『海街diary』

 是枝裕和の新作は吉田秋生のマンガを原作とした『海街diary』。
 吉田秋生はけっこう好きなのですが原作は未読。ただ、吉田秋生なので原作はしっかりとしているのでしょう。
 というわけで、それを是枝裕和がどう料理するのか?ということを楽しみにして見に行きましたが、非常に隙のない良い出来だったと思います。
 日本の映画の多くは、漫画や小説ならではのセリフや表現をそのまま映画に持ってきてしまう、下手なキャスト、やっつけなシーン(不自然な雨のシーンとか)、監督のひとりよがりの演出といったものでしらけさせてしまうことが多いのですが、そういったものがほぼない、極めて完成度の高い映画だったと思います。


 綾瀬はるか長澤まさみ夏帆広瀬すずの四姉妹もよく(特に広瀬すずのかわいらしさと綾瀬はるかの長女っぷりは良かったと思う)、脇も大竹しのぶ加瀬亮堤真一といった大物で固めて、さらにちょい役で鈴木亮平キムラ緑子という豪華さ。変な役者が入って場がしらけるというところがありません(この映画のリリー・フランキーの演技は個人的にはあまり好きではないですが)。
 また、子役をとるのが上手な監督だけあって、広瀬すずの周囲にいる中学生もいい感じで撮れています。また、広瀬すずはサッカーが上手いという設定なのですが、サッカーのシーンも気合が入っています(広瀬すずが上手い!)。
 シーンとしては船の上で花火を見るシーンの入り方が良かったですね。
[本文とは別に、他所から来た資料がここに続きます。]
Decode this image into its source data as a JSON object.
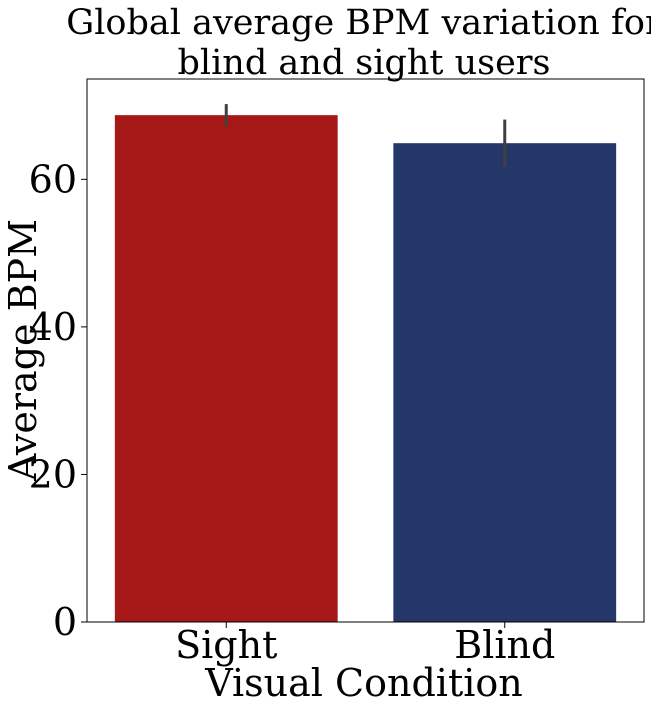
{
  "chart_data": {
    "type": "bar",
    "title_lines": [
      "Global average BPM variation for",
      "blind and sight users"
    ],
    "xlabel": "Visual Condition",
    "ylabel": "Average BPM",
    "categories": [
      "Sight",
      "Blind"
    ],
    "values": [
      68.7,
      64.9
    ],
    "error_bars": [
      {
        "low": 67.2,
        "high": 70.2
      },
      {
        "low": 61.7,
        "high": 68.1
      }
    ],
    "colors": [
      "#a51817",
      "#253769"
    ],
    "ylim": [
      0,
      73.6
    ],
    "yticks": [
      0,
      20,
      40,
      60
    ],
    "grid": false,
    "legend": "none"
  }
}
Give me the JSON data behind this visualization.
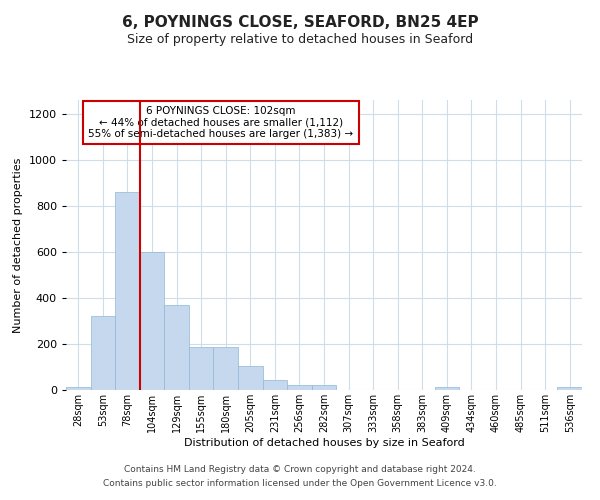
{
  "title": "6, POYNINGS CLOSE, SEAFORD, BN25 4EP",
  "subtitle": "Size of property relative to detached houses in Seaford",
  "xlabel": "Distribution of detached houses by size in Seaford",
  "ylabel": "Number of detached properties",
  "bar_labels": [
    "28sqm",
    "53sqm",
    "78sqm",
    "104sqm",
    "129sqm",
    "155sqm",
    "180sqm",
    "205sqm",
    "231sqm",
    "256sqm",
    "282sqm",
    "307sqm",
    "333sqm",
    "358sqm",
    "383sqm",
    "409sqm",
    "434sqm",
    "460sqm",
    "485sqm",
    "511sqm",
    "536sqm"
  ],
  "bar_heights": [
    12,
    320,
    860,
    600,
    370,
    185,
    185,
    105,
    45,
    20,
    20,
    2,
    0,
    0,
    0,
    12,
    0,
    0,
    0,
    0,
    12
  ],
  "bar_color": "#c5d8ee",
  "bar_edge_color": "#8fb8d8",
  "vline_bar_index": 3,
  "vline_color": "#cc0000",
  "ylim": [
    0,
    1260
  ],
  "yticks": [
    0,
    200,
    400,
    600,
    800,
    1000,
    1200
  ],
  "annotation_title": "6 POYNINGS CLOSE: 102sqm",
  "annotation_line1": "← 44% of detached houses are smaller (1,112)",
  "annotation_line2": "55% of semi-detached houses are larger (1,383) →",
  "annotation_box_color": "#ffffff",
  "annotation_box_edge": "#cc0000",
  "footer_line1": "Contains HM Land Registry data © Crown copyright and database right 2024.",
  "footer_line2": "Contains public sector information licensed under the Open Government Licence v3.0.",
  "background_color": "#ffffff",
  "grid_color": "#d0dde8"
}
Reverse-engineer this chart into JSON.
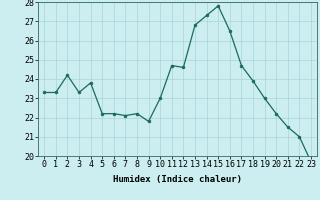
{
  "x": [
    0,
    1,
    2,
    3,
    4,
    5,
    6,
    7,
    8,
    9,
    10,
    11,
    12,
    13,
    14,
    15,
    16,
    17,
    18,
    19,
    20,
    21,
    22,
    23
  ],
  "y": [
    23.3,
    23.3,
    24.2,
    23.3,
    23.8,
    22.2,
    22.2,
    22.1,
    22.2,
    21.8,
    23.0,
    24.7,
    24.6,
    26.8,
    27.3,
    27.8,
    26.5,
    24.7,
    23.9,
    23.0,
    22.2,
    21.5,
    21.0,
    19.7
  ],
  "xlabel": "Humidex (Indice chaleur)",
  "ylim": [
    20,
    28
  ],
  "xlim": [
    -0.5,
    23.5
  ],
  "yticks": [
    20,
    21,
    22,
    23,
    24,
    25,
    26,
    27,
    28
  ],
  "xticks": [
    0,
    1,
    2,
    3,
    4,
    5,
    6,
    7,
    8,
    9,
    10,
    11,
    12,
    13,
    14,
    15,
    16,
    17,
    18,
    19,
    20,
    21,
    22,
    23
  ],
  "line_color": "#1a6b5a",
  "marker_color": "#1a6b5a",
  "bg_color": "#cceef0",
  "grid_color": "#aad4d8",
  "axis_fontsize": 6.5,
  "tick_fontsize": 6.0
}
とても美しいシーンだったと思います。


 父と母が出て行ってしまった家に暮らす三姉妹が、父が出て行った後にも受けた娘とともに暮らすという話で、かなり複雑な関係性を描こうとしている作品なのですが、その関係性をゆったりとした時間の中で丁寧に描くことに成功しています。
 ただ、吉田秋生の原作だと、ひょっとしたらもう少し「きつい」というか「鋭い」ところもあるのかな?とは思いました。
 あと、観光客などを完全に排除した美しい鎌倉が撮れているので、「鎌倉幻想」のようなものをますますふくらませてしまうところが問題といえば問題かもしれません。